Идеи материальных объектов обычно поглощают человеческий разум, и их распространенность привела к опрометчивому предположению, что идеи всех других видов являются вторичными по отношению к физическим идеям и извлечены из последних путем процесса абстракции. Стол, говорили люди, был частной и единичной реальностью; его цвет, форма и материал были частями его интегральной природы, качествами, на которые можно было обратить внимание отдельно, возможно, но которые фактически существовали только в самом столе. Цвет, форма и материал были поэтому абстрактными элементами. Они могли приходить в ум отдельно и быть контрастными объектами внимания, но они были неспособны существовать в природе иначе как вместе, в конкретной реальности, называемой частной вещью. Более того, поскольку тот же цвет, форма или субстанция могли быть найдены в различных столах, эти абстрактные качества считались также общими качествами; они были универсальными терминами, которые могли быть предикатами многих индивидуальных вещей. Контраст мог тогда быть проведен между этими качествами или идеями, которые ум может созерцать, и конкретной реальностью, существующей за пределами. Таким образом, философия могла достичь знакомой максимы Аристотеля о том, что частное существует только в природе, а общее — только в уме.
General qualities prior to particular things.
Такой язык выражает достаточно правильно вторичную конвенциональную стадию концепции, но он игнорирует первичные фикции, на которых должна покоиться сама конвенция. Индивидуальные физические объекты должны быть обнаружены прежде, чем абстракции могут быть сделаны из их постигаемой природы; птица должна быть поймана прежде, чем она будет ощипана.

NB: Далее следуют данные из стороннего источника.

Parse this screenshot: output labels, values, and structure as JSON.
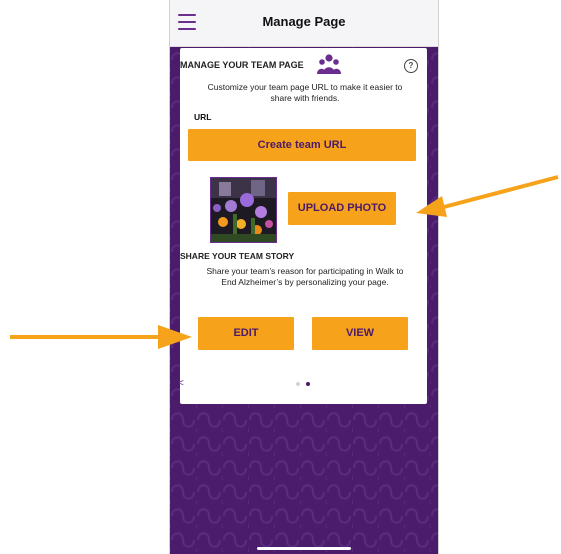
{
  "header": {
    "title": "Manage Page",
    "menu_icon": "hamburger-menu-icon"
  },
  "card": {
    "heading": "MANAGE YOUR TEAM PAGE",
    "team_icon": "team-people-icon",
    "help_icon": "question-circle-icon",
    "help_glyph": "?",
    "url_description": "Customize your team page URL to make it easier to share with friends.",
    "url_label": "URL",
    "create_url_button": "Create team URL",
    "upload_photo_button": "UPLOAD PHOTO",
    "story_heading": "SHARE YOUR TEAM STORY",
    "story_description": "Share your team’s reason for participating in Walk to End Alzheimer’s by personalizing your page.",
    "edit_button": "EDIT",
    "view_button": "VIEW",
    "pager_prev": "<",
    "pager": {
      "pages": 2,
      "active": 2
    }
  },
  "colors": {
    "accent": "#f7a21b",
    "brand_purple": "#4a1c6b",
    "button_text": "#4b1a6b",
    "annotation_arrow": "#f7a21b"
  }
}
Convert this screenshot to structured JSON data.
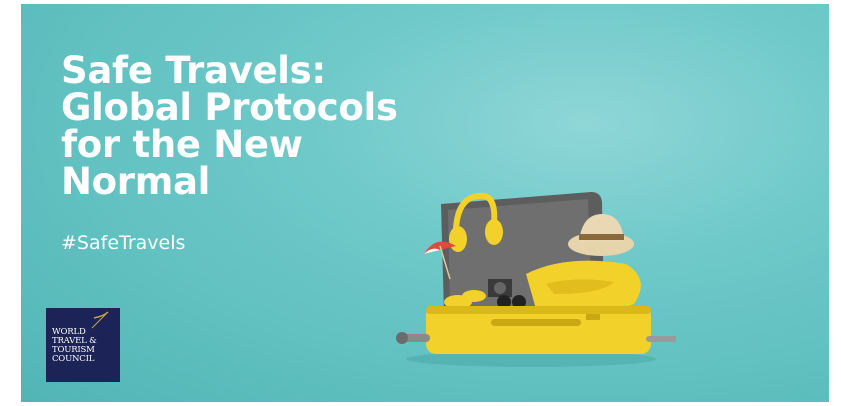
{
  "headline": {
    "line1": "Safe Travels:",
    "line2": "Global Protocols",
    "line3": "for the New",
    "line4": "Normal"
  },
  "hashtag": "#SafeTravels",
  "logo": {
    "line1": "WORLD",
    "line2": "TRAVEL &",
    "line3": "TOURISM",
    "line4": "COUNCIL"
  },
  "colors": {
    "background": "#62c2c2",
    "logo_bg": "#1c2357",
    "suitcase": "#f2d12a"
  },
  "illustration": "open-suitcase-icon"
}
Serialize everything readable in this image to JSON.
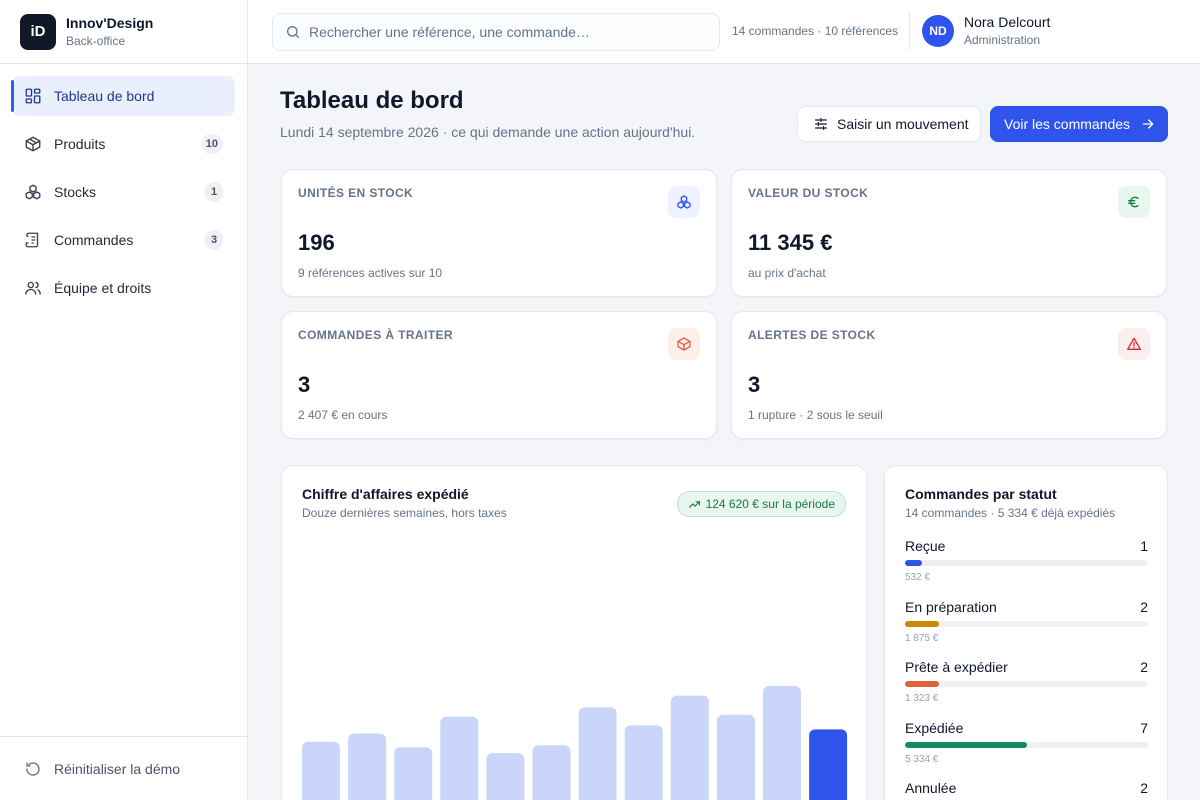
{
  "brand": {
    "logo": "iD",
    "name": "Innov'Design",
    "subtitle": "Back-office"
  },
  "sidebar": {
    "items": [
      {
        "label": "Tableau de bord",
        "icon": "grid-icon",
        "active": true
      },
      {
        "label": "Produits",
        "icon": "box-icon",
        "count": "10"
      },
      {
        "label": "Stocks",
        "icon": "boxes-icon",
        "count": "1"
      },
      {
        "label": "Commandes",
        "icon": "receipt-icon",
        "count": "3"
      },
      {
        "label": "Équipe et droits",
        "icon": "users-icon"
      }
    ],
    "reset_label": "Réinitialiser la démo"
  },
  "header": {
    "search_placeholder": "Rechercher une référence, une commande…",
    "stats": "14 commandes · 10 références",
    "user": {
      "initials": "ND",
      "name": "Nora Delcourt",
      "role": "Administration"
    }
  },
  "main": {
    "title": "Tableau de bord",
    "subtitle": "Lundi 14 septembre 2026 · ce qui demande une action aujourd'hui.",
    "actions": {
      "secondary": "Saisir un mouvement",
      "primary": "Voir les commandes"
    }
  },
  "kpis": [
    {
      "label": "UNITÉS EN STOCK",
      "value": "196",
      "note": "9 références actives sur 10",
      "icon": "boxes-icon",
      "color": "#2f54eb",
      "bg": "#eef2ff"
    },
    {
      "label": "VALEUR DU STOCK",
      "value": "11 345 €",
      "note": "au prix d'achat",
      "icon": "euro-icon",
      "color": "#15803d",
      "bg": "#e8f6ef"
    },
    {
      "label": "COMMANDES À TRAITER",
      "value": "3",
      "note": "2 407 € en cours",
      "icon": "package-icon",
      "color": "#e0623d",
      "bg": "#fdf0eb"
    },
    {
      "label": "ALERTES DE STOCK",
      "value": "3",
      "note": "1 rupture · 2 sous le seuil",
      "icon": "alert-icon",
      "color": "#dc2626",
      "bg": "#fdeeee"
    }
  ],
  "revenue": {
    "title": "Chiffre d'affaires expédié",
    "subtitle": "Douze dernières semaines, hors taxes",
    "badge": "124 620 € sur la période",
    "colors": {
      "bar": "#c9d6f9",
      "current": "#2f54eb"
    }
  },
  "chart_data": {
    "type": "bar",
    "values": [
      13000,
      14800,
      11800,
      18500,
      10500,
      12200,
      20500,
      16600,
      23100,
      18900,
      25200,
      15700
    ]
  },
  "statuses": {
    "title": "Commandes par statut",
    "subtitle": "14 commandes · 5 334 € déjà expédiés",
    "items": [
      {
        "label": "Reçue",
        "count": "1",
        "amount": "532 €",
        "share": 0.07,
        "color": "#2f54eb"
      },
      {
        "label": "En préparation",
        "count": "2",
        "amount": "1 875 €",
        "share": 0.14,
        "color": "#ca8a04"
      },
      {
        "label": "Prête à expédier",
        "count": "2",
        "amount": "1 323 €",
        "share": 0.14,
        "color": "#e0623d"
      },
      {
        "label": "Expédiée",
        "count": "7",
        "amount": "5 334 €",
        "share": 0.5,
        "color": "#178a5c"
      },
      {
        "label": "Annulée",
        "count": "2",
        "amount": "",
        "share": 0.14,
        "color": "#94a3b8"
      }
    ]
  }
}
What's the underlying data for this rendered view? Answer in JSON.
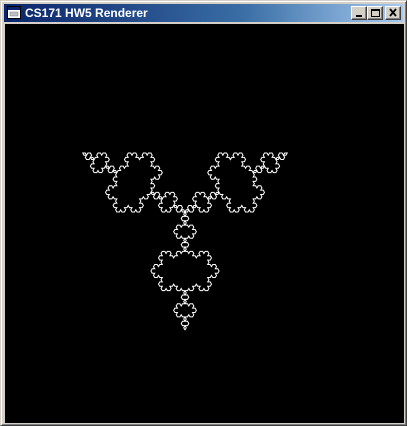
{
  "window": {
    "title": "CS171 HW5 Renderer",
    "buttons": {
      "minimize": "minimize",
      "maximize": "maximize",
      "close": "close"
    }
  },
  "canvas": {
    "background": "#000000",
    "shape": "koch-snowflake",
    "stroke": "#ffffff",
    "iterations": 4
  },
  "colors": {
    "titlebar_start": "#0a246a",
    "titlebar_end": "#a6caf0",
    "chrome": "#d4d0c8"
  }
}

Обнаружить физический объект — значит упаковать в той же части пространства и сплавить в одно сложное тело первичные данные, такие как цветная форма и осязаемая поверхность. Интеллект, наблюдая, как эти чувственные качества развиваются вместе и контролируются сразу внешними силами или собственными добровольными движениями, отождествляет их в их операции, хотя они остаются навсегда отличными по своему чувственному характеру. Физический объект, соответственно, мыслится путем сплавления или переплетения пространственных качеств, способом, полезным для практического интеллекта. Это гораздо более высокая и отдаленная вещь, чем элементы, из которых он скомпонован и которые его внушают; какие бы привычки появления и исчезновения последние ни имели, объект сводит их к постоянным и вычисляемым принципам. Совершенно ошибочно, поэтому, рассматривать чувственные качества объекта как абстракции от него, видя, что они являются его первоначальными и компонентными элементами; не могут чувственные качества рассматриваться как родовые понятия, возникающие путем сравнения нескольких конкретных объектов, видя, что эти конкреции никогда не были бы сделаны или не считались бы постоянными, если бы они не выражали наблюдаемые вариации и повторения в чувственных качествах, непосредственно воспринимаемых и уже признанных в их повторении. Это сами по себе истинные частные вещи. Они являются первыми объектами, дискриминированными во внимании и спроецированными на фон сознания.